Ribbeck grew up in his parents' house until 1807, most recently as superintendent in Strausberg . Afterwards, orphaned , he was sent to his uncle in Berlin, where he finished his education at the Gymnasium zum Grauen Kloster in Berlin . In the Wars of Liberation , he joined the Lützow Freikorps in 1813 . His close friendship with Theodor Körner inspired him to write his first poems . He and his comrade transferred to the 25th Infantry Regiment in 1815 and, as a battalion leader , was able to capture both the traveling car with the war chest and Napoleon's cash and kitchen wagons. For this initiative he received the Iron Cross 1st Class and a share of the booty. For health reasons, Ribbeck resigned in July 1817 at his own request with half pay, initially for one year from the Prussian army service .

First in Berlin, then in Kleve, he received civil benefits in the financial administration.

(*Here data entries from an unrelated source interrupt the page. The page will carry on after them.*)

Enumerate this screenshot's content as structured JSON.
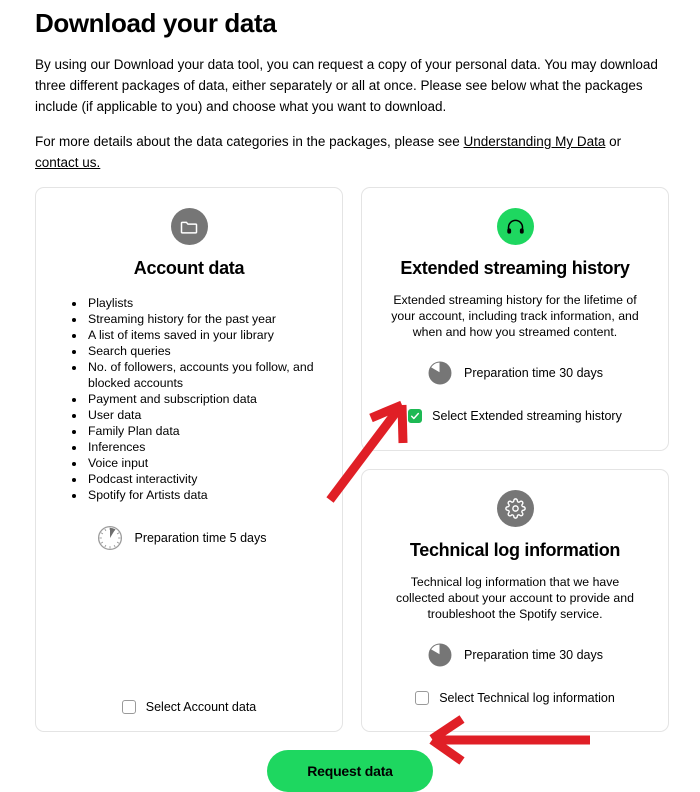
{
  "header": {
    "title": "Download your data",
    "intro_paragraph": "By using our Download your data tool, you can request a copy of your personal data. You may download three different packages of data, either separately or all at once. Please see below what the packages include (if applicable to you) and choose what you want to download.",
    "details_prefix": "For more details about the data categories in the packages, please see ",
    "link_understanding": "Understanding My Data",
    "details_middle": " or ",
    "link_contact": "contact us.",
    "colors": {
      "text": "#000000",
      "link": "#000000"
    }
  },
  "cards": {
    "account_data": {
      "icon": "folder-icon",
      "icon_bg": "#767676",
      "title": "Account data",
      "bullets": [
        "Playlists",
        "Streaming history for the past year",
        "A list of items saved in your library",
        "Search queries",
        "No. of followers, accounts you follow, and blocked accounts",
        "Payment and subscription data",
        "User data",
        "Family Plan data",
        "Inferences",
        "Voice input",
        "Podcast interactivity",
        "Spotify for Artists data"
      ],
      "prep_icon": "clock-5-days-icon",
      "prep_label": "Preparation time 5 days",
      "select_label": "Select Account data",
      "checked": false
    },
    "extended_streaming_history": {
      "icon": "headphones-icon",
      "icon_bg": "#1ed760",
      "title": "Extended streaming history",
      "description": "Extended streaming history for the lifetime of your account, including track information, and when and how you streamed content.",
      "prep_icon": "clock-30-days-icon",
      "prep_label": "Preparation time 30 days",
      "select_label": "Select Extended streaming history",
      "checked": true
    },
    "technical_log_information": {
      "icon": "gear-icon",
      "icon_bg": "#767676",
      "title": "Technical log information",
      "description": "Technical log information that we have collected about your account to provide and troubleshoot the Spotify service.",
      "prep_icon": "clock-30-days-icon",
      "prep_label": "Preparation time 30 days",
      "select_label": "Select Technical log information",
      "checked": false
    }
  },
  "footer": {
    "request_button_label": "Request data",
    "button_color": "#1ed760"
  },
  "annotations": {
    "arrow_color": "#e01f26",
    "arrow_to_extended_checkbox": "red-arrow-pointing-up-right-to-extended-streaming-checkbox",
    "arrow_to_request_button": "red-arrow-pointing-left-to-request-data-button"
  }
}
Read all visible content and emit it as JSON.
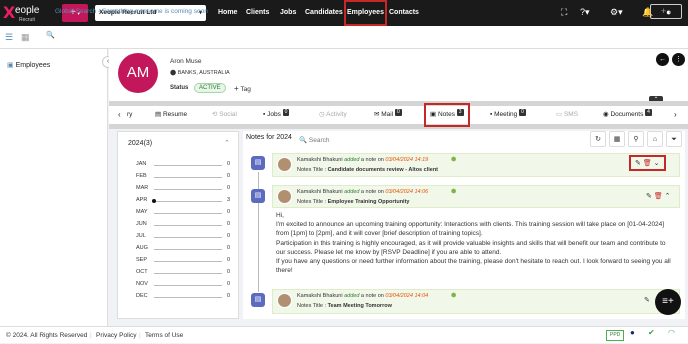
{
  "brand": {
    "logo_letter": "X",
    "logo_text": "eople",
    "logo_sub": "Recruit"
  },
  "topbar": {
    "add_label": "+",
    "company": "Xeople Recruit Ltd",
    "nav": [
      {
        "label": "Home"
      },
      {
        "label": "Clients"
      },
      {
        "label": "Jobs"
      },
      {
        "label": "Candidates"
      },
      {
        "label": "Employees"
      },
      {
        "label": "Contacts"
      }
    ]
  },
  "search": {
    "placeholder": "Global Search - Something awesome is coming soon"
  },
  "sidebar": {
    "item": "Employees"
  },
  "profile": {
    "initials": "AM",
    "name": "Aron Muse",
    "location": "BANKS, AUSTRALIA",
    "status_label": "Status",
    "status": "ACTIVE",
    "tag_label": "Tag"
  },
  "tabs": [
    {
      "label": "ry"
    },
    {
      "label": "Resume"
    },
    {
      "label": "Social"
    },
    {
      "label": "Jobs",
      "count": "0"
    },
    {
      "label": "Activity"
    },
    {
      "label": "Mail",
      "count": "0"
    },
    {
      "label": "Notes",
      "count": "3"
    },
    {
      "label": "Meeting",
      "count": "0"
    },
    {
      "label": "SMS"
    },
    {
      "label": "Documents",
      "count": "4"
    }
  ],
  "year": {
    "label": "2024(3)"
  },
  "months": [
    {
      "m": "JAN",
      "c": "0"
    },
    {
      "m": "FEB",
      "c": "0"
    },
    {
      "m": "MAR",
      "c": "0"
    },
    {
      "m": "APR",
      "c": "3"
    },
    {
      "m": "MAY",
      "c": "0"
    },
    {
      "m": "JUN",
      "c": "0"
    },
    {
      "m": "JUL",
      "c": "0"
    },
    {
      "m": "AUG",
      "c": "0"
    },
    {
      "m": "SEP",
      "c": "0"
    },
    {
      "m": "OCT",
      "c": "0"
    },
    {
      "m": "NOV",
      "c": "0"
    },
    {
      "m": "DEC",
      "c": "0"
    }
  ],
  "notes_header": "Notes for 2024",
  "notes_search": "Search",
  "notes": [
    {
      "author": "Kamakshi Bhakuni",
      "verb": "added",
      "mid": "a note on",
      "date": "03/04/2024 14:19",
      "title_label": "Notes Title :",
      "title": "Candidate documents review - Altos client"
    },
    {
      "author": "Kamakshi Bhakuni",
      "verb": "added",
      "mid": "a note on",
      "date": "03/04/2024 14:06",
      "title_label": "Notes Title :",
      "title": "Employee Training Opportunity",
      "body": [
        "Hi,",
        "I'm excited to announce an upcoming training opportunity: Interactions with clients. This training session will take place on [01-04-2024] from [1pm] to [2pm], and it will cover [brief description of training topics].",
        "Participation in this training is highly encouraged, as it will provide valuable insights and skills that will benefit our team and contribute to our success. Please let me know by [RSVP Deadline] if you are able to attend.",
        "If you have any questions or need further information about the training, please don't hesitate to reach out. I look forward to seeing you all there!"
      ]
    },
    {
      "author": "Kamakshi Bhakuni",
      "verb": "added",
      "mid": "a note on",
      "date": "03/04/2024 14:04",
      "title_label": "Notes Title :",
      "title": "Team Meeting Tomorrow"
    }
  ],
  "footer": {
    "copyright": "© 2024. All Rights Reserved",
    "privacy": "Privacy Policy",
    "terms": "Terms of Use",
    "ppd": "PPD"
  }
}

From 1823 he was finally employed as rendant at the Provinzialsteuerkasse and the Provinzial Feuersocietät, and later at the Kreiskasse in Magdeburg. Ibid. In 1828 he became a citizen of the old town , a little later also a city ​​councilor . In the years 1836 and 1837 he was the recorder of the city council, later as the treasurer of the Magdeburg Bible Society.

Ribbeck appealed to Arthur Schopenhauer in Frankfurt am Main to add a memorial.

As a versatile art lover and interested, he was an avowed supporter of Magdeburg poets, painters and sculptors. Encouraged by Friedrich Lucanus , he founded in 1835 with other initiators such as a. August Wilhelm Francke , Friedrich Wiggert , Friedrich Albert Immanuel Mellin and Carl Sieg founded the first Magdeburg Art Association.

In addition to comprehensive and, ultimately, supraregional general art funding, he devoted himself to his mostly patriotic poetry. His poem The praying peasant family led to a theological dispute, the so-called Magdeburg picture dispute, between pastor Friedrich Wilhelm Sintenis and Bishop Bernhard Dräseke about the veneration of images in Magdeburg.

Works

  • Wild roses from Eugenia's estate , 1820
  • The Veiled Messenger , 1833
  • Virgin Emerentia Lorenz of Tangermünde. A legend , 1835
  • Poems , 1839

literature

Web links

Individual evidence

  1. On the Schopenhauer Memorial: [On an appeal in the newspapers, Arthur Schopenhauer in Frankfurt a. M. to set a monument.] / W. Ribbeck.